Yusuf Mirza’nın Doğumuyla Değişen Hayat
Yozgat’ın Şefaatli ilçesine bağlı Alifakılı köyünde yaşayan Meral Gülhan, oğlu Yusuf Mirza’nın doğumundan bu zamana kadar geçen süreci, sessiz ama ağır bir mücadele olarak anlatıyor. Doğum öncesi tüm tetkiklerin normal olduğunu söyleyen Meral Gülhan, doğumdan 4 ay sonrasına kadar hiçbir belirti olmadığını, ancak Yusuf Mirza’yı dört aylıkken götürdükleri sağlık ocağında yapılan yönlendirme üzerine başlayan hastane sürecinin aile için dönüm noktası olduğunu ifade ediyor. Yozgat’tan Kayseri’ye yönlendirilen ve Kayseri’de konulan Down sendromu tanısının ardından hem endişe hem belirsizlik dolu günler yaşayan anne Gülhan, “O zamanlar çok ağladım, çok zorlandım ama şimdi boşunaymış diyorum” sözleriyle o günlerin duygusal ağırlığını dile getiriyor.
“Sevgiyle Büyüyor”
Kayseri’de yapılan değerlendirmede doktorlar, Yusuf Mirza’nın erken yaşta özel eğitime başlaması gerektiğini söylüyor. Anne Gülhan, o dönemde köyde yaşadıklarını, eşinin çiftçilikle uğraştığını ve şehir merkezine taşınma imkânlarının olmadığını söylüyor. Bu süreçte en büyük destek Meral Gülhan’ın ablasından geliyor. Yusuf Mirza’nın eğitimine düzenli devam edebilmesi için oğlunu bir süreliğine ablasına emanet ettiğini söyleyen Gülhan, güven duygusunun önemini vurguluyor
“Her hafta gidip görüyorduk. Ablamın yanında çok sevgi gördü, eğitimini aksatmadı.”
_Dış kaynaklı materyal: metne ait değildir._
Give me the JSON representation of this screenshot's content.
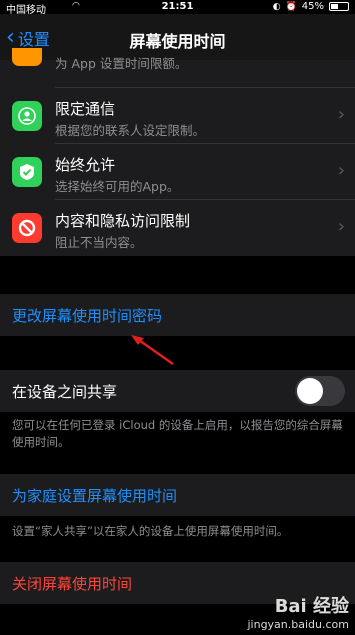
{
  "status_bar": {
    "carrier": "中国移动",
    "time": "21:51",
    "battery": "45%",
    "battery_level": 0.45
  },
  "nav": {
    "back_label": "设置",
    "title": "屏幕使用时间"
  },
  "top_partial": {
    "subtitle": "为 App 设置时间限额。"
  },
  "rows": [
    {
      "title": "限定通信",
      "subtitle": "根据您的联系人设定限制。",
      "icon": "person-icon",
      "color": "#30D158"
    },
    {
      "title": "始终允许",
      "subtitle": "选择始终可用的App。",
      "icon": "checkmark-icon",
      "color": "#30D158"
    },
    {
      "title": "内容和隐私访问限制",
      "subtitle": "阻止不当内容。",
      "icon": "prohibit-icon",
      "color": "#FF3B30"
    }
  ],
  "change_passcode": "更改屏幕使用时间密码",
  "share": {
    "label": "在设备之间共享",
    "enabled": false,
    "note": "您可以在任何已登录 iCloud 的设备上启用，以报告您的综合屏幕使用时间。"
  },
  "family": {
    "label": "为家庭设置屏幕使用时间",
    "note": "设置“家人共享”以在家人的设备上使用屏幕使用时间。"
  },
  "turn_off": "关闭屏幕使用时间",
  "watermark": {
    "brand": "Bai 经验",
    "url": "jingyan.baidu.com"
  }
}
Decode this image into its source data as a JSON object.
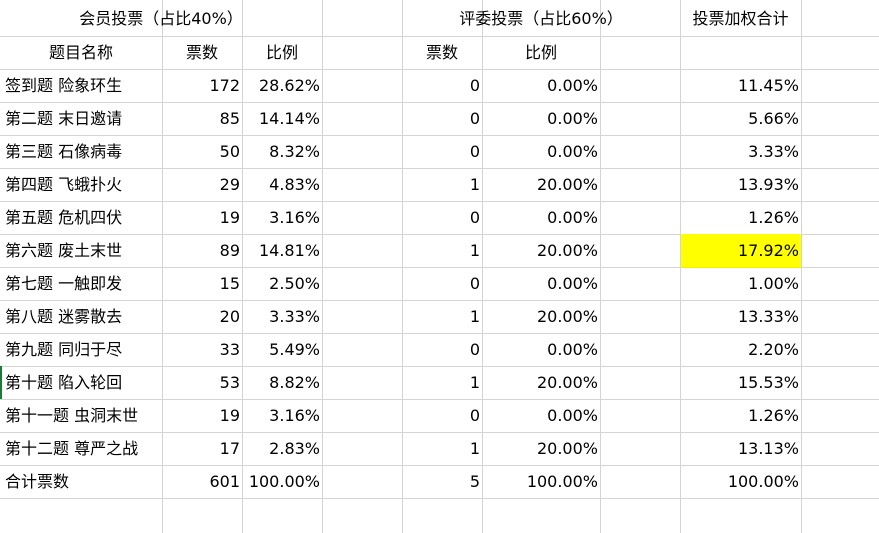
{
  "sheet": {
    "group_headers": {
      "member_vote": "会员投票（占比40%）",
      "judge_vote": "评委投票（占比60%）",
      "weighted_total": "投票加权合计"
    },
    "columns": {
      "title": "题目名称",
      "member_votes": "票数",
      "member_ratio": "比例",
      "judge_votes": "票数",
      "judge_ratio": "比例"
    },
    "rows": [
      {
        "name": "签到题 险象环生",
        "mv": "172",
        "mr": "28.62%",
        "jv": "0",
        "jr": "0.00%",
        "w": "11.45%"
      },
      {
        "name": "第二题 末日邀请",
        "mv": "85",
        "mr": "14.14%",
        "jv": "0",
        "jr": "0.00%",
        "w": "5.66%"
      },
      {
        "name": "第三题 石像病毒",
        "mv": "50",
        "mr": "8.32%",
        "jv": "0",
        "jr": "0.00%",
        "w": "3.33%"
      },
      {
        "name": "第四题 飞蛾扑火",
        "mv": "29",
        "mr": "4.83%",
        "jv": "1",
        "jr": "20.00%",
        "w": "13.93%"
      },
      {
        "name": "第五题 危机四伏",
        "mv": "19",
        "mr": "3.16%",
        "jv": "0",
        "jr": "0.00%",
        "w": "1.26%"
      },
      {
        "name": "第六题  废土末世",
        "mv": "89",
        "mr": "14.81%",
        "jv": "1",
        "jr": "20.00%",
        "w": "17.92%"
      },
      {
        "name": "第七题 一触即发",
        "mv": "15",
        "mr": "2.50%",
        "jv": "0",
        "jr": "0.00%",
        "w": "1.00%"
      },
      {
        "name": "第八题  迷雾散去",
        "mv": "20",
        "mr": "3.33%",
        "jv": "1",
        "jr": "20.00%",
        "w": "13.33%"
      },
      {
        "name": "第九题 同归于尽",
        "mv": "33",
        "mr": "5.49%",
        "jv": "0",
        "jr": "0.00%",
        "w": "2.20%"
      },
      {
        "name": "第十题 陷入轮回",
        "mv": "53",
        "mr": "8.82%",
        "jv": "1",
        "jr": "20.00%",
        "w": "15.53%"
      },
      {
        "name": "第十一题  虫洞末世",
        "mv": "19",
        "mr": "3.16%",
        "jv": "0",
        "jr": "0.00%",
        "w": "1.26%"
      },
      {
        "name": "第十二题 尊严之战",
        "mv": "17",
        "mr": "2.83%",
        "jv": "1",
        "jr": "20.00%",
        "w": "13.13%"
      }
    ],
    "total": {
      "name": "合计票数",
      "mv": "601",
      "mr": "100.00%",
      "jv": "5",
      "jr": "100.00%",
      "w": "100.00%"
    },
    "highlight_color": "#ffff00"
  }
}
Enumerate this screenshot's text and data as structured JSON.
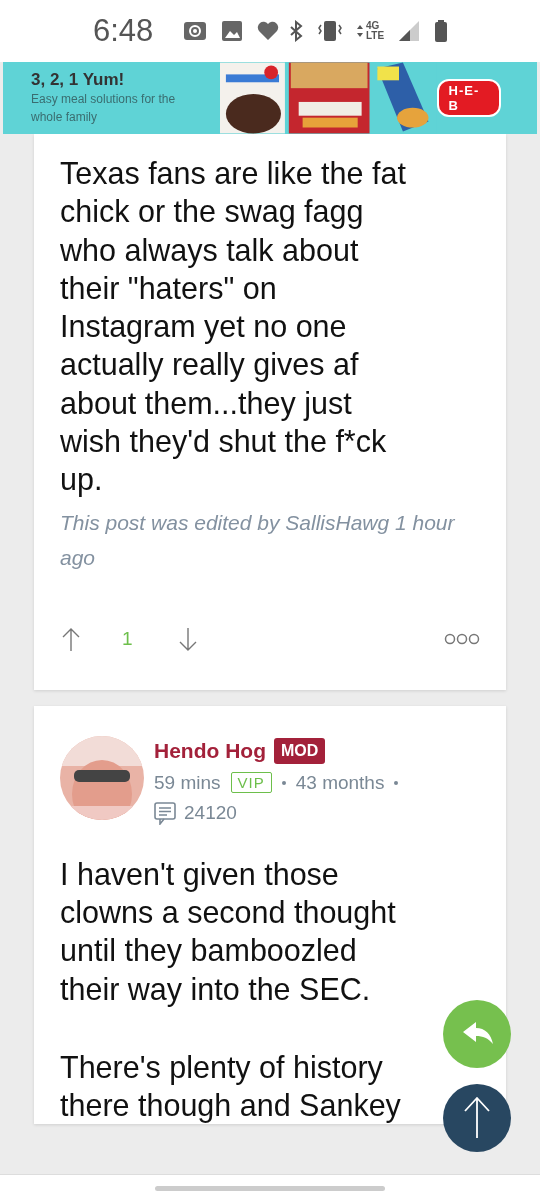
{
  "status_bar": {
    "time": "6:48",
    "network": "4G LTE"
  },
  "ad_banner": {
    "headline": "3, 2, 1 Yum!",
    "tagline": "Easy meal solutions for the whole family",
    "brand": "H-E-B",
    "kind": "picture"
  },
  "posts": [
    {
      "body": [
        [
          "Texas fans are like the fat",
          "chick or the swag fagg",
          "who always talk about",
          "their \"haters\" on",
          "Instagram yet no one",
          "actually really gives af",
          "about them...they just",
          "wish they'd shut the f*ck",
          "up."
        ]
      ],
      "edit_note": "This post was edited by SallisHawg 1 hour ago",
      "vote_count": "1"
    },
    {
      "author": "Hendo Hog",
      "role_badge": "MOD",
      "time": "59 mins",
      "member_tag": "VIP",
      "tenure": "43 months",
      "post_count": "24120",
      "body": [
        [
          "I haven't given those",
          "clowns a second thought",
          "until they bamboozled",
          "their way into the SEC."
        ],
        [
          "There's plenty of history",
          "there though and Sankey"
        ]
      ]
    }
  ]
}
Aile geçen yıl Yozgat şehir merkezine taşınarak oğlunun yanına geliyor. Meral Gülhan, bir yıldır Güneş Anaokulunda çalışıyor ve aynı süreçte Yusuf Mirza da anaokuluna giderek eğitimine devam ediyor.
Oğlunun evin neşesi olduğunu söyleyen Gülhan, “Eve her gidişimde boynuma sarılıyor. Evde babaannesi, teyzesi ve iki abisiyle birlikte sevgi içinde büyüyor” diyor.
“Toplumdan Tek İsteğim Tuhaf Bakmayın, Sevgiyle Yaklaşın”
Günlük yaşamlarında ciddi bir zorluk olmadığını ifade eden anne, Yusuf Mirza’nın ilgi ve sevgiye alıştığını ve insanlardan da bu yakınlığı beklediğini dile getiriyor.
Evde birlikte oyun oynadıklarını, hafta sonlarını birlikte geçirdiklerini söyleyen Gülhan, oğlunun özellikle müziği, oyun alanlarını ve eğlenceyi çok sevdiğini anlatıyor.
Ancak aile için en zorlayıcı şey, zaman zaman karşılaştıkları toplumsal bakışlar oluyor. “Oyun parkında ya da dışarıda, bazı insanların tuhaf bakışları beni üzüyor” diyen Gülhan, özel çocuklara karşı anlayış ve sevgi beklediklerini vurguluyor
“Şöyle bir bakıyorlar, sanki farklıymış gibi. Oysa o da çocuk. Özel çocuk gözüyle değil, normal çocuk gibi yaklaşsınlar.”
“Doktorun Dediği Doğru Çıktı İlgi ve Sevgi Hayata Bağladı”
Meral Gülhan, oğlunun sosyal hayata uyum sağlamakta hiç zorlanmadığını, doktorların yıllar önce söylediği “Bu çocuğu hayata sevgi bağlayacak” sözlerinin bugün tam karşılık bulduğunu söylüyor. Oyun çağında olduğu için ekran kullanımını sınırladığını, bol bol fiziksel oyunlar oynadıklarını anlatan Gülhan, “Yusuf şimdi ihtiyaçlarını söylüyor, acıktım demeyi öğrendi, kendi oyunlarını kuruyor. Her gün biraz daha geliştiğini görmek büyük bir mutluluk” ifadelerini kullanıyor.
Aile, özel çocukların da tıpkı diğer çocuklar gibi sevgiye, ilgiye ve anlayışa ihtiyaç duyduğunu hatırlatarak toplumdan daha duyarlı davranılmasını istiyor.